Here are some of the first motherboards by Intel's Desktop Board brand of consumer motherboards. Towards the end of 2011, Intel will release its Sandy Bridge-E high-end desktop platform. Like with the launch of any new chipset or desktop platform, Intel will have its Desktop Board products in place, that follow the chipset and branding specifications to the letter. With Sandy Bridge-E, Intel will launch two Extreme Series motherboards, the DX79SI and the DX79TO. In the second half of 2011, Intel will also launch a variety of Intel Atom boards, including one codenamed "Marshaltown".

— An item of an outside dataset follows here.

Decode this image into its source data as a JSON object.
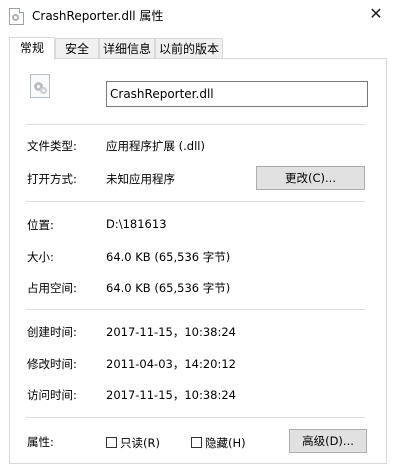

Then in the first half of 2012, Intel will launch its next-generation 22 nm "Ivy Bridge" desktop processors in the LGA1155 package (compatible with Sandy Bridge). To back its launch, Intel will release a new chipset called Z77 Express. There will be no discrete graphics chipsets. H77 is the client desktop chipset that lacks overclocking features. Z77 has them, and support for Smart Response technology. Q77 adds a few enterprise management features. Intel's Z77 based motherboards include two Extreme series models, and two top-end Media Series models.

Source: DonanimHaber

Sandy Bridge-E 2011 Launch Put on Slide, Ivy Bridge in March-April 2012

Last month, there reports of Intel pushing its Sandy Bridge-E enthusiast desktop platform to 2011. It was originally scheduled for 2011, but was reportedly delayed to 2012 because of issues Intel was facing with its flagship desktop chipset, codenamed Patsburg-D. Intel will be launching Sandy Bridge-E this year, but the first wave of motherboards will feature Patsburg-A/B chipsets, which have fewer SATA 6 Gb/s ports than Patsburg-D.

Intel put its launch plans on paper with its latest desktop platform roadmap, that shows the first three models of socket LGA2011 Sandy Bridge-E processors, the six-core Core i7-3960X, Core i7-3930K, and the quad-core Core i7-3820, featuring in the Q4 2011 column. The roadmap shows that the three processors will hold their market-positions till Q2-2012, when Intel will release faster models to displace them. The roadmap slide also shows that Ivy Bridge, Intel's next-generation socket LGA1155 processors that are built on the 22 nm fab process, will be released in March or April 2012, and not early 2012 as speculated earlier.